Une quarantaine de personnes ont suivi les ateliers de créativité, qui portaient en 2015 sur les thèmes de l’affichage en ville et de la transformation des bibliothèques. Pour les aider dans la construction de leurs scénarios, des experts, des médiateurs et des dessinateurs étaient présents. Les participants ont également bénéficié de l’apport des réseaux sociaux (Twitter, Facebook, Instagram), grâce à un travail d’animation réalisé en temps réel par Marion Sabourdy, journaliste et médiatrice à la Casemate. L’objectif était de faire intervenir des experts extérieurs afin qu’ils enrichissent les séances de créativité avec l’apport d’informations, d’idées ou de croquis. Ce recours aux réseaux sociaux a fait l’objet d’une méthodologie précise décrite dans un article récemment publié sur Echosciences

Un des ateliers de créativité du Living Lab portait sur le thème de la mutation des bibliothèques, avec comme terrain d’expérimentation la Bibliothèque d’étude et d’information de Grenoble. Face au caractère monumental et quelque peu cloisonné de cette bibliothèque, un certain nombre de scénarios ont cherché à rendre l’architecture plus vivante et dynamique. La proposition « Dinamicothèque » transforme ainsi la façade principale en surface digitale interactive. Sont également aménagés sur la toiture des espaces dédiés à l’agriculture urbaine, ainsi qu’un nouvel accès de la bibliothèque sur la place Valentin-Hauy. Le scénario « Biblio Lab Evolutive » réhabilite la façade arrière en un jardin-musée végétal et installe à l’intérieur du bâtiment une signalétique numérique de localisation des livres.

D’autres scénarios comme « Domestiquer le commun » ou « Procreatech » imaginent la création d’espaces de sociabilité au sein de la bibliothèque : espaces d’exposition, co-working spaces, lieux d’expression artistique, cafétéria, etc. À cet effet les scénarios proposent de reconfigurer l’ensemble des espaces de la bibliothèque (rez-de-chaussée, archives, toiture) selon des logiques de modularité et de réversibilité des fonctions et des usages. Les lieux de travail personnels sont quant à eux déconnectés et isolés des espaces communs, grâce par exemple à l’aménagement de « mobiliers-bulles ». 
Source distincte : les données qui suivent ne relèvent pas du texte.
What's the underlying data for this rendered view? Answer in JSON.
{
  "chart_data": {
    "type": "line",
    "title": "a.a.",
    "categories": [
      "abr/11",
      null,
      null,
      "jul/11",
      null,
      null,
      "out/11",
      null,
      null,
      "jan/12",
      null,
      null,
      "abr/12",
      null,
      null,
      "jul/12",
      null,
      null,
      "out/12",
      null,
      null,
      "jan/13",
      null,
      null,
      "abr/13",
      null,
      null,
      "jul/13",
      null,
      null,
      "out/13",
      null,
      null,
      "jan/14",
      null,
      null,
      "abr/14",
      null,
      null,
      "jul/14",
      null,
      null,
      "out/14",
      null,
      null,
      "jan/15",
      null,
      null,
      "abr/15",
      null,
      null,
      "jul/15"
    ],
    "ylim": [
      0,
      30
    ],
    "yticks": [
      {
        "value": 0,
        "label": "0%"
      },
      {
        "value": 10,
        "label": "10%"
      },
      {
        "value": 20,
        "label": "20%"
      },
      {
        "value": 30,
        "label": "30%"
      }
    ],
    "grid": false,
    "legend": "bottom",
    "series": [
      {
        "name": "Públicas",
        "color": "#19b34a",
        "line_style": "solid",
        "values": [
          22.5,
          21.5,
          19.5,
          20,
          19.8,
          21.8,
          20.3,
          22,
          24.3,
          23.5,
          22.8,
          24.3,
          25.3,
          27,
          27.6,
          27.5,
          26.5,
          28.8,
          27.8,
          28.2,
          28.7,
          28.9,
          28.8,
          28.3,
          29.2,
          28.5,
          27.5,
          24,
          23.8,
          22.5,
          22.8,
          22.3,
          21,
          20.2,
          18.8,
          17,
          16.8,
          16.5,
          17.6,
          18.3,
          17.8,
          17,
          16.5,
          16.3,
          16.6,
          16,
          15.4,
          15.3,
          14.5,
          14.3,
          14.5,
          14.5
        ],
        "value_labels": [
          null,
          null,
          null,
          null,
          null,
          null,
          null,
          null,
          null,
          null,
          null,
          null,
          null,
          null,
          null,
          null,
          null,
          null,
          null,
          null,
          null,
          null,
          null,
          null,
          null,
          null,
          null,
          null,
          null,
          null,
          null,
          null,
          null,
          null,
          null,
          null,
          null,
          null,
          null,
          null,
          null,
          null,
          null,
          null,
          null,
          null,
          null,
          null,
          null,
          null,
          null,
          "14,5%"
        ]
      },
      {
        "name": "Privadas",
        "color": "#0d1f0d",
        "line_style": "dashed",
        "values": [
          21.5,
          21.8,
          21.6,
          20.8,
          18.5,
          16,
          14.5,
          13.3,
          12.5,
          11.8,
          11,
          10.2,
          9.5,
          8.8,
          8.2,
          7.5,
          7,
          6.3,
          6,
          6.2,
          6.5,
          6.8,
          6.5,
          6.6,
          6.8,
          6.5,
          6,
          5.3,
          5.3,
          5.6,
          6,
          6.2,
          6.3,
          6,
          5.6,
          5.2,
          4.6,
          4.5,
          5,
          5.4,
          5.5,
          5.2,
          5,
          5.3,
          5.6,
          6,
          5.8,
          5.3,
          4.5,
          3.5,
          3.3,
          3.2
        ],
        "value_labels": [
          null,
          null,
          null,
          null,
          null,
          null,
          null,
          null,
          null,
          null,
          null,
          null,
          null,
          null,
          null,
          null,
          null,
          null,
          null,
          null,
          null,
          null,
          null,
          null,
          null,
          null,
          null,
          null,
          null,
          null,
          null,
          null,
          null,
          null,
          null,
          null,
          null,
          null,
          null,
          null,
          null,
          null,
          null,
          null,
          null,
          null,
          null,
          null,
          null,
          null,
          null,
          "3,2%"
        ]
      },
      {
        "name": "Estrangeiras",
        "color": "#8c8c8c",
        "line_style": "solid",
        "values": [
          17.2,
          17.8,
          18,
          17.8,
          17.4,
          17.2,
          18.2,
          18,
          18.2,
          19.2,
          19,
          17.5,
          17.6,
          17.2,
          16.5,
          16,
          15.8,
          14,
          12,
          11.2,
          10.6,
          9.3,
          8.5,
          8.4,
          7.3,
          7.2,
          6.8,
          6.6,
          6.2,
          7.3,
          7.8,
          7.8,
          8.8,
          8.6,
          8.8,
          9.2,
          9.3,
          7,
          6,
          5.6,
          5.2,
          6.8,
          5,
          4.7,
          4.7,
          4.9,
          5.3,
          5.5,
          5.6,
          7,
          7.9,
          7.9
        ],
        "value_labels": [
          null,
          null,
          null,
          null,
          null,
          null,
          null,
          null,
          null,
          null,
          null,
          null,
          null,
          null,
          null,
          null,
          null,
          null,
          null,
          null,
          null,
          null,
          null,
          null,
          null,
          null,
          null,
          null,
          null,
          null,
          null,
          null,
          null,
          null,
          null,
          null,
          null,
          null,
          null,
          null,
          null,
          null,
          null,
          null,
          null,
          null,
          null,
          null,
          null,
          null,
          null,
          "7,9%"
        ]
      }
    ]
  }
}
Au-delà des idées et des scénarios déployés lors du Living Lab, l’intérêt de cet outil est qu’il permet à des acteurs informels (habitants, usagers, étudiants, artistes, etc.) de participer activement à la réflexion et à la conception des bibliothèques de demain. Par ailleurs, les méthodes du Living Lab permettent de décupler la créativité des participants, tout en favorisant la rencontre entre des acteurs de professionnalités diverses. Or c’est souvent dans ces temps d’interaction et de rencontres informelles qu’émergent les idées les plus novatrices. Reste à trouver le cadre pour que les idées issues du Living Lab connectent davantage avec le réel, et participent à la transformation des infrastructures et des services de la bibliothèque de demain.